В статье, предназначенной для публикации в газете, Айзольдт описывает Гофмансталя исключительно через его перформативные проявления: манеры, поведение, жесты и, в конце концов, энергетический посыл его речи. Выступающая в этот момент в качестве мемуаристки актриса, вспоминая встречу с писателем, парадоксальным образом будто бы стремится исключить из обсуждения главный его медиум – слово. Характерным образом Айзольдт будто забыла, что же, собственно, он говорил, но записывает «ремарки»: скованный, сдержанный человек вдруг взрывается, излучает энергию и становится понятным, словно прозрачным для нее, волнующим ее, кем-то для нее важным. Текст не называет причину такой метаморфозы и этим словно намекает, что та была связана с только что описанной сценой: уходом Айзольдт от гостей (прежде всего от Гофмансталя, который ее «изводил» своим нежеланием раскрыться в общении. Цит. по: Eysoldt & Hofmannsthal 1996: 9) и ее игрой с собаками. Получается, что именно решительное нежелание Айзольдт участвовать в конвенциональных играх общества открывает писателя на энергетический ответ («…он говорил страстно – с какой-то определенной целью – в некоем своем ритме – и в некоем одухотворенном темпе…» (цит. по: Ibid.: 5).
Не сходная ли, однако, траектория была намечена в ее первом письме к Гофмансталю? В этом эпистолярном тексте Айзольдт представляет себя как человека, который знает, как сдерживать себя и прятать свой внутренний мир от других, и которого тем не менее неожиданно прорвало бурей эмоций. Однако сейчас (в отличие от описания энергетического взрыва в доме Бара) причина названа: это гофмансталевский текст. Но что Айзольдт конкретно имеет в виду? К тому времени она уже сыграла ряд ролей, которые точно можно назвать трансгрессивными. И тем не менее она очевидным образом считает, что даже в героинях Стриндберга, Уайльда или Ведекинда (которые действовали на видевших их провокационно) она все еще скрывала саму себя.
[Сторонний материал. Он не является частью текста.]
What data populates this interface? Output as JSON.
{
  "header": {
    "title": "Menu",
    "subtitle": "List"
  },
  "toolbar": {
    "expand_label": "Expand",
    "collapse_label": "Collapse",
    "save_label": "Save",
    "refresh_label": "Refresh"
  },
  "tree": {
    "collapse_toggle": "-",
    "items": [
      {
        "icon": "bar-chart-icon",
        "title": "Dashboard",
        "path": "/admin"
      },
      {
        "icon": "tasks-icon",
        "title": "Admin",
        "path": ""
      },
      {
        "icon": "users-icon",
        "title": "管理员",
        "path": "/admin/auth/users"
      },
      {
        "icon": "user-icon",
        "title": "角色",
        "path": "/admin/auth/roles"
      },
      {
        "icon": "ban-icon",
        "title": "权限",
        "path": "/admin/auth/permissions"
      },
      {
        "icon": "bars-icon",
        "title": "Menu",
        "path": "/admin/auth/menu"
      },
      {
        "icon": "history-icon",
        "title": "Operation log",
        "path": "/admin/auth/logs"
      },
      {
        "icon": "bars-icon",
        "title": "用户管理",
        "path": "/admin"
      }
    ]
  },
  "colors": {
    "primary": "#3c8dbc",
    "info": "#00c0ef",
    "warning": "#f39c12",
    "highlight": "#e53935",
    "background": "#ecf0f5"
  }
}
Стоит вернуться к этим предшествующим ролям, которые критики как раз охотно ассоциировали с Электрой: Лулу, Саломея (последняя в двух разных постановках – 1902 и 1903 годов), Генриэтта в «Преступлении и преступлении» Стриндберга (1902, пьеса шла под названием Rausch – «Опьянение»). Эти героини воспринимались критиками как серия «демонических женщин», созданные же ею образы получали такие ярлыки, как «персонифицированный грех»21
, «ядовитая змея»22, «богиня плодородия и одновременно богиня смерти»23. Генриэтта названа в «Опьянении» современной Астартой (зная стриндберговский стиль, можно почувствовать тут горькую иронию), но в критических откликах на «Дух земли» героиня Айзольдт вызывала те же ассоциации (и, соответственно, ее поклонник назывался «жрецом Астарты»)24. Тем не менее эти определения не должны обмануть. Даже если из некоторых описаний можно заключить, что, скорее всего, Айзольдт разработала змеиную и/или кошачью пластику для героинь Стриндберга или Уайльда, телесный опыт вовсе не находился в центре этих ролей. Я уже упоминала, что оценка рецензентами интеллектуализма Лулу или Саломеи доходила даже до жалоб по поводу чрезмерности этого элемента в ущерб визуализации – как критики однозначно намекают – телесной соблазнительности. Однако существует и косвенное доказательство, что поистине только Электра была для Айзольдт прорывом в отношении сценической пластики. Известно, что критики той эпохи отводили значительно меньше места сценической интерпретации, чем детальному разбору текста. Так что визуализация сценических образов в любом случае не находилась в центре тех задач, которые они рутинно решали. Поэтому знаменательным можно считать как раз тот факт, что только «Электра» обладала тем качеством, которое заставило рецензентов заполнять свои тексты вербальными визуализациями движений актрисы, в то время как «Опьянение», «Дух земли» и «Саломея» ни к чему такому их не сподвигли.В предшествующих ролях Айзольдт могла произвести впечатление на публику – и даже шокировать ее – артикуляцией настойчивого женского желания; этой вербальной артикуляции, однако, признаемся, было достаточно, чтобы интерпретировать это как атаку чувственности, поскольку патриархальная культура всегда предполагает, что женское желание грозит отвлечь мужчину от духовного и завлечь его в сети телесного. Тем не менее если женщина на сцене была столь «демонически» активна, (мужская) аудитория каким-то образом ожидала объяснения этого факта: ее внешность должна была соответствовать неким стандартам «соблазнительного женского тела».